En la vida judía, nosotros llamamos a esto dar. ¿Acaso necesitamos “expertos” para informarnos que esos pequeños y desinteresados actos entre esposos no son solamente lindos, sino que son necesarios? ¡Pues no me digas! ¿Se supone que es novedad? ¿No hemos sabido esto durante los últimos miles de años? Y ¿no nos han dicho nuestros padres y maestros reiteradamente que “las acciones hablan más fuerte que las palabras”?

Yo creo que la respuesta es que, a pesar de que sabemos que es cierto, a pesar de que todos reconocemos que el acto de dar es fundamental para construir nuestros matrimonios, expresar nuestra preocupación y profundizar nuestro amor, estamos demasiado ocupados.

Estamos cansados. Damos las relaciones por sentado. Así que incluso si nosotros “sabemos”, necesitamos un recordatorio constante. Porque ciertamente es más fácil operar en piloto automático.

El “amor compasivo” (es decir, ¡dar!) requiere meditación. Nos obliga a romper nuestros hábitos y actuar diferente. Requiere constante introspección; siempre debemos estar preguntándonos "¿Qué necesita él?" "¿Qué le gustaría a ella?"

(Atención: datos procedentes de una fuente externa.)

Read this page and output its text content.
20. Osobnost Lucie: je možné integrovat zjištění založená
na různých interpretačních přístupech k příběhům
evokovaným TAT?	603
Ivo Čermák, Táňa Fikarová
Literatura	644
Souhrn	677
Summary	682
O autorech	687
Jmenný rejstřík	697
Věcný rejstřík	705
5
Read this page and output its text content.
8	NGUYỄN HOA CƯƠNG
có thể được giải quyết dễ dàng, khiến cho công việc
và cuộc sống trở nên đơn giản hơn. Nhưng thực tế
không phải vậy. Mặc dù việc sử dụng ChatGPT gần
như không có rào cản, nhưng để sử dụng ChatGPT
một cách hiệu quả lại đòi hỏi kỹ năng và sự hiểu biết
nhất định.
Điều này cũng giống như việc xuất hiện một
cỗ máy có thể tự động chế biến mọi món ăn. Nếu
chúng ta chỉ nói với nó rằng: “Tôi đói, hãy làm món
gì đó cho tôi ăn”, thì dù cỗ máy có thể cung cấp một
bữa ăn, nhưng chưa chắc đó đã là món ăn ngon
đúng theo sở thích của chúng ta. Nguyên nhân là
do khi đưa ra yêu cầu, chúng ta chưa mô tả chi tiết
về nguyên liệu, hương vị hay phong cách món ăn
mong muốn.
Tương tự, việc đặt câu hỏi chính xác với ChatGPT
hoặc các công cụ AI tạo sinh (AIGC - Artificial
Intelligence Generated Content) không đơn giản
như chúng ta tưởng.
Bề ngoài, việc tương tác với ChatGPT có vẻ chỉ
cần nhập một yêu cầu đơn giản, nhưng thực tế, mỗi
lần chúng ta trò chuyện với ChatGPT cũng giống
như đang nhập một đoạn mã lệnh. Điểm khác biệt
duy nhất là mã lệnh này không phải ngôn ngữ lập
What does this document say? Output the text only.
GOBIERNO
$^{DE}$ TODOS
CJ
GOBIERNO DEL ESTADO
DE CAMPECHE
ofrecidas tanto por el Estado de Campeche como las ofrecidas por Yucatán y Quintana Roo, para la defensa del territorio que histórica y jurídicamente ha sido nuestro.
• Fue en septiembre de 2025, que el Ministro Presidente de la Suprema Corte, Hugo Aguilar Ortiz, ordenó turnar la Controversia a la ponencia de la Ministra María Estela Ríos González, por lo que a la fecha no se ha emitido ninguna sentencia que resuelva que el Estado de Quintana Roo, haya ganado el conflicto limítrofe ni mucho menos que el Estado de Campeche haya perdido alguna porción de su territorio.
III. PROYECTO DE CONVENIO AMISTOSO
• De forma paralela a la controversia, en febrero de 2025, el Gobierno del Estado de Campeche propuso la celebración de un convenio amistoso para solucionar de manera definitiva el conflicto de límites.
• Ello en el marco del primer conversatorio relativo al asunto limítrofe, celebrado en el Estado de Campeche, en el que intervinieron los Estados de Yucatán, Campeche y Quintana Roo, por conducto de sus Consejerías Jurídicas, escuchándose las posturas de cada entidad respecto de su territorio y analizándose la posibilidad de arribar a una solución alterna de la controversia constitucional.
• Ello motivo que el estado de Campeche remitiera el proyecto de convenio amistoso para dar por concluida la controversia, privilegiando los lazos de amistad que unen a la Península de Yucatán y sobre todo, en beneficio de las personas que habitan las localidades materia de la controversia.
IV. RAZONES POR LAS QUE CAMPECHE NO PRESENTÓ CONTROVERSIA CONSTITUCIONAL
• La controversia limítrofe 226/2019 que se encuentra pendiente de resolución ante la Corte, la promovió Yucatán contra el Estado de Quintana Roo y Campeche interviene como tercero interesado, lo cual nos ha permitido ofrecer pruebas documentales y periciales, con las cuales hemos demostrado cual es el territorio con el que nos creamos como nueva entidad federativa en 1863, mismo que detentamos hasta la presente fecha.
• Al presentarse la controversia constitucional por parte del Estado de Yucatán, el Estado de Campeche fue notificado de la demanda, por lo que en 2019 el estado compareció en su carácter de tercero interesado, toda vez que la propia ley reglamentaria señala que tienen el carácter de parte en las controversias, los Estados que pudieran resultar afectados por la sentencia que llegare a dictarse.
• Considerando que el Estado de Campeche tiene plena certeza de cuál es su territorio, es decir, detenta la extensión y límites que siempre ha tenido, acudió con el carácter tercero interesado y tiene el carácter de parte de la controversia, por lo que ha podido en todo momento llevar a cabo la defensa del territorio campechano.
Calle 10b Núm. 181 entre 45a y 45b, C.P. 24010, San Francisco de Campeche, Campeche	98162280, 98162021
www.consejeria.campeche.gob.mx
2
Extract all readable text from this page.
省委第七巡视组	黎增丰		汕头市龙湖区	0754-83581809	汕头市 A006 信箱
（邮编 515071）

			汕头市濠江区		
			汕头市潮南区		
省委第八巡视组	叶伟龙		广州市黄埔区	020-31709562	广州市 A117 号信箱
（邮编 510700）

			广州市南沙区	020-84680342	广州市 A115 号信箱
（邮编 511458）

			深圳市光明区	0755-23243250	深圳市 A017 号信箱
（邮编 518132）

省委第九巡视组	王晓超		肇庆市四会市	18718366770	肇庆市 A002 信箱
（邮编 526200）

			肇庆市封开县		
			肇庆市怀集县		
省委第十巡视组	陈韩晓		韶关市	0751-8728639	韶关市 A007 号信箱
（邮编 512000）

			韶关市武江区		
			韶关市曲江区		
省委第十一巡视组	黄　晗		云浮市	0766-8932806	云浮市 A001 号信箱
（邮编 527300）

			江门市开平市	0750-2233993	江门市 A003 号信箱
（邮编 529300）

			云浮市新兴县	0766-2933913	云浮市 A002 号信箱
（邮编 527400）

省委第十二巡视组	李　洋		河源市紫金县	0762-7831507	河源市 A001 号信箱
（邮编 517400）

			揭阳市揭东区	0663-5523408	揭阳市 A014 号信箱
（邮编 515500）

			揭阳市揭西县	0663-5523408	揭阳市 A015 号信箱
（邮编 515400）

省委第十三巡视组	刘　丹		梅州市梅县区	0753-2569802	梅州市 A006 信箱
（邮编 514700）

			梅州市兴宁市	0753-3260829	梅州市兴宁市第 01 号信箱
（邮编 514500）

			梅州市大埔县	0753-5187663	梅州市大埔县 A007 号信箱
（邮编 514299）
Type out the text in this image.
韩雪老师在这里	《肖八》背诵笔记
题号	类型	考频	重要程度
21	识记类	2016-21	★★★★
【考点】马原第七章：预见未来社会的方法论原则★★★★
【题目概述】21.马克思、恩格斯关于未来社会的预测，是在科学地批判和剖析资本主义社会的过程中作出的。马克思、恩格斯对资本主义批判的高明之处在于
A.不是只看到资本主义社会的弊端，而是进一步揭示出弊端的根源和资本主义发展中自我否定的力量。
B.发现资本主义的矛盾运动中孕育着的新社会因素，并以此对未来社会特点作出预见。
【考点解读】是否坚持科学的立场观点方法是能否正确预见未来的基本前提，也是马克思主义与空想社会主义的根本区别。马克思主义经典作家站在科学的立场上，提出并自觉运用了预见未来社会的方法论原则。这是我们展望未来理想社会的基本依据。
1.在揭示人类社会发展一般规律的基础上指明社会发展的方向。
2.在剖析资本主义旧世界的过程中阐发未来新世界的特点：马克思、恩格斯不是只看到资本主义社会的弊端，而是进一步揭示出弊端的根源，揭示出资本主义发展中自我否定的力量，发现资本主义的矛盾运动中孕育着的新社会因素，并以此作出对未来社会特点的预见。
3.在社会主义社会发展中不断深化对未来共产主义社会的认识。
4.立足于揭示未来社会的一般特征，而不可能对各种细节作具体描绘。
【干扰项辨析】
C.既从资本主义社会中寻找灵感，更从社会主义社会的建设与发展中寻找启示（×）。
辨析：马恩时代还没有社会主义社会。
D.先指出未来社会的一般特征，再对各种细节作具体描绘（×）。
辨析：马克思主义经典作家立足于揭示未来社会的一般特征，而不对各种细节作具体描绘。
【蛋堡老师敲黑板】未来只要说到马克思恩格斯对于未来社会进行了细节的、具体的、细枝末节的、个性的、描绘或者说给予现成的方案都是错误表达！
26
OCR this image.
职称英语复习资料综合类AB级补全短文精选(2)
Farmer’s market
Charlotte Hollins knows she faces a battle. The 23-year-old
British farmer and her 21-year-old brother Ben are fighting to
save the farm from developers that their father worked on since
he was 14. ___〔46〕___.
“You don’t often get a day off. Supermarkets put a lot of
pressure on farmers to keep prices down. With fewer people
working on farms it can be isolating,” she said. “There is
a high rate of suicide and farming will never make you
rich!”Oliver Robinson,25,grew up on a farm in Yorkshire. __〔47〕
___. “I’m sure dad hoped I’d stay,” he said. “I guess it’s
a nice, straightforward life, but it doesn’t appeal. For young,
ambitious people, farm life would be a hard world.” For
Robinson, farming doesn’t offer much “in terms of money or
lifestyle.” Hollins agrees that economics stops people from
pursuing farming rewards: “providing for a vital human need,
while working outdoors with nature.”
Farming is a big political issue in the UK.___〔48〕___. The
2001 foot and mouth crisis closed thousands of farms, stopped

¡Y eso es trabajo duro! La inercia es fácil. Frecuentemente operamos en piloto automático. Pero un matrimonio no puede sobrevivir de esa manera. Debemos seguir nutriendo y alimentando la relación.

No podemos volvernos complacientes o, Dios no lo quiera, indiferentes.

En un artículo leí sobre un ejemplo de “amor compasivo": un hombre que calienta el auto para su esposa en las mañanas frías. Este es el perfecto acto de entrega (quizás menospreciado en lugares cálidos).

No se requiere de dinero (¡así que cualquiera puede hacerlo!) pero sí se necesita esfuerzo. Demanda salir de nuestra zona de confort (esa casa calentita y cómoda) para realizar un acto de bondad por alguien que nos importa. Cambia la mañana para ambos, para el esposo porque su acto de desinteresada preocupación mejora su matrimonio y lo hace más querido a los ojos de su esposa y para la esposa porque ella se siente cuidada, amada y segura. Y ella probablemente responderá de la misma forma (aunque esa no puede ser la motivación).

Nosotros creamos tantos ciclos negativos en nuestras relaciones; ¿no sería lindo crear algunos positivos también? Obviamente no podemos dar sólo para recibir, pero una atmósfera de preocupación y consideración es contagiosa.

Estoy segura que todos podemos pensar en nuevas formas de dar. Estoy segura que todos podemos descubrir más oportunidades para reconocer la bondad de nuestra pareja hacia nosotros y expresar apreciación. Si realmente ponemos las necesidades de nuestra pareja antes que las nuestras, las ideas no dejarán de fluir. Puede ser tan simple como ir a su restaurante favorito (¡en vez del tuyo!) o encender la calefacción porque sabes que ella tiene frío (aunque tú no) o tan grandioso como dejar de lado tus planes de vacaciones en la playa para ir de excursión a la montaña.

El tamaño del gesto, el dinero involucrado, el tiempo y el esfuerzo, nada de esto cuenta realmente, la clave está en que las necesidades de tu pareja están primero. Ese es el mensaje que transmites. Pequeños actos, gran amor, al final, eso es lo que recibes.